= ScotSTAR =

Scottish Specialist Transport and Retrieval (ScotSTAR) is the Scottish national service for adult, paediatric and neonatal patients. The service is run by the Scottish Ambulance Service and brings together NHS Scotland's three specialist transport and retrieval services: the Scottish Neonatal Transport Service (SNTS), the Transport of Critically Ill and Injured Children Service and the Emergency Medical Retrieval Service (EMRS). The service operates from a bespoke base near Glasgow and expects to be able to cater for 2,200 critically ill children and adults every year.

==History==

The Scottish National Paediatric Retrieval Service was established in April 2001. EMRS were formed in 2004. In November 2011, a strategic review project board looked at Scotland's patient transport arrangements and recommended harmonisation of the existing specialist services. In April 2013, the Scottish Ambulance Service approved the plans which were expected to cost £9.3 million a year. The initiative become operational April 2014. In September 2015, the teams moved to a purpose-built facility that located beside Glasgow airport.

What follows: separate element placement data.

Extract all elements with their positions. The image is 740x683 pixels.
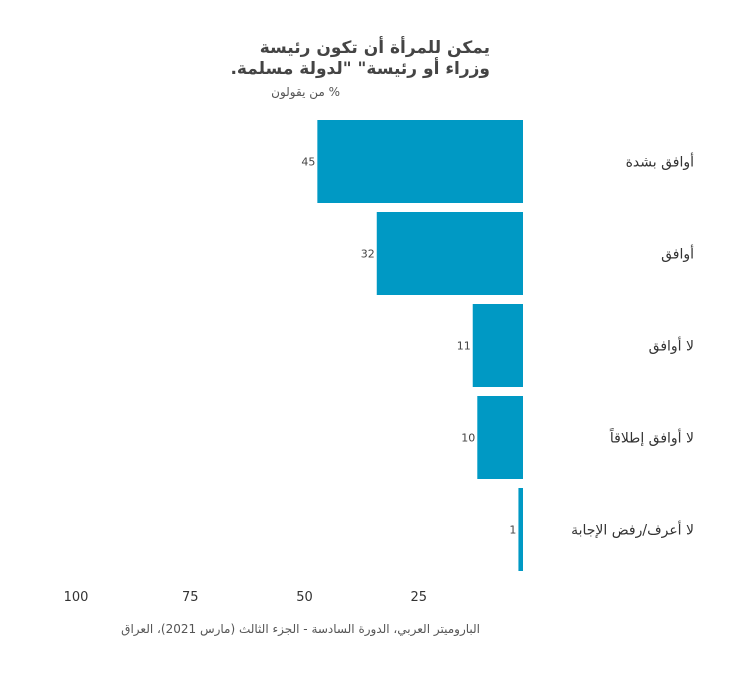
value-label-4: 1 [509, 524, 516, 537]
bar-0 [317, 120, 523, 203]
chart-title: يمكن للمرأة أن تكون رئيسة وزراء أو رئيسة… [230, 38, 490, 79]
value-label-3: 10 [461, 432, 475, 445]
x-tick-25: 25 [410, 590, 427, 605]
value-label-1: 32 [361, 248, 375, 261]
x-tick-50: 50 [296, 590, 313, 605]
bar-4 [518, 488, 523, 571]
x-tick-75: 75 [182, 590, 199, 605]
category-label-2: لا أوافق [649, 337, 694, 355]
category-label-4: لا أعرف/رفض الإجابة [571, 521, 694, 539]
category-label-0: أوافق بشدة [626, 153, 695, 171]
category-label-3: لا أوافق إطلاقاً [609, 427, 694, 446]
category-label-1: أوافق [661, 245, 694, 263]
bar-3 [477, 396, 523, 479]
chart-subtitle: % من يقولون [271, 85, 340, 99]
source-note: الباروميتر العربي، الدورة السادسة - الجز… [121, 622, 480, 636]
x-tick-100: 100 [64, 590, 89, 605]
value-label-2: 11 [457, 340, 471, 353]
bar-1 [376, 212, 523, 295]
bar-2 [472, 304, 523, 387]
value-label-0: 45 [301, 156, 315, 169]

== Scottish Neonatal Transport Service (SNTS) ==
The Scottish Neonatal Transport Service, a vital component of ScotSTAR, specializes in the secure transportation of unwell newborns within Scotland and, at times, when Scottish infants need to be relocated to more distant locations.

This service is operated by a dedicated group comprising neonatal consultants, advanced neonatal nurse practitioners, transport fellows (physicians), expert neonatal transport nurses, and ambulance personnel. The staffing for each journey is tailored to meet the specific requirements of the infant.

=== Regional Divisions ===
This national service is organized into three regional divisions:

==== Northern Team ====
The Northern team operates from its base at Aberdeen Royal Infirmary and serves the regions of North Tayside, Grampian, the Highlands, Orkney, and Shetland.

==== Southeast Team ====
Located at the Simpson Centre for Reproductive Health in Edinburgh, the Southeast team is responsible for serving South Tayside, Lothians, Fife, and the Borders.

==== Western Team ====
Situated at the ScotSTAR hangar at Glasgow Airport, the Western team covers Greater Glasgow and Clyde, Dumfries and Galloway, Ayrshire, Forth Valley, Lanarkshire, Argyll, and the Western Isles.

== Transport of Critically Ill and Injured Children Service ==
This division is responsible for the transport of sick children.

== Emergency Medical Retrieval Service (EMRS) ==
The Emergency Medical Retrieval Service (EMRS) provides aeromedical critical care retrieval and pre-hospital critical care to people in Scotland in the form of two retrieval teams (North and West). The service provides patients in remote and rural areas with rapid access to the skills of a consultant or senior doctor in emergency medicine, intensive care medicine or anaesthesia, and facilitates transfers to larger, better equipped urban hospitals. The EMRS functions supplementary to the regular Scottish Ambulance Service Air Ambulance service. Unlike air ambulance services in other parts of the UK, both services are funded by the Scottish Government.

EMRS North team (in Aberdeen) is on base between 0800 and 1800, and EMRS West team (in Glasgow) are on base between 0700 and 2300, for immediate deployment; outside these hours the teams are on-call and will take at least 30 minutes longer to deploy.

Services are provided in partnership with the Scottish Ambulance Service utilising road transport, helicopters and fixed-wing aircraft. The EMRS now operates as part of ScotSTAR, the Scottish national retrieval service, sharing a bespoke base at Glasgow Airport.

=== Personnel ===
EMRS Teams are composed of Retrieval Practitioners (Advanced or Specialist) and one or more doctors. Retrieval Practitioners come from a nursing or paramedic background and receive additional training in retrieval medicine. There are 47 part-time consultants who work with EMRS and a smaller number of registrar or clinical fellow grade doctors.

During staffing pressures in the early COVID-19 pandemic, the service occasionally deployed a Registrar with a Retrieval Practitioner as an operational team.

=== Clinical Interventions ===

==== Pre-hospital Critical Care ====
The teams attend around 1 prehospital patient a day, delivering advanced airway management to 22.8% of patients attended and other critical care interventions to 25.2% of prehospital patients. The EMRS team perform prehospital anaesthesia as required, with a complication rate of 4%, and a first pass success rate of 80%. This is comparable to other UK prehospital services offering this intervention.

EMRS are able to undertake surgical procedures at the road side, such as resuscitative thoracotomy, however EMRS does not have "specialist obstetric skills".

==== Retrieval and Transport ====
EMRS provide a retrieval service for adult patients across Scotland (paediatric retrieval is performed by ScotSTAR). EMRS' average (median) on-scene time with a patient requiring inter-hospital transport before transporting is one hour.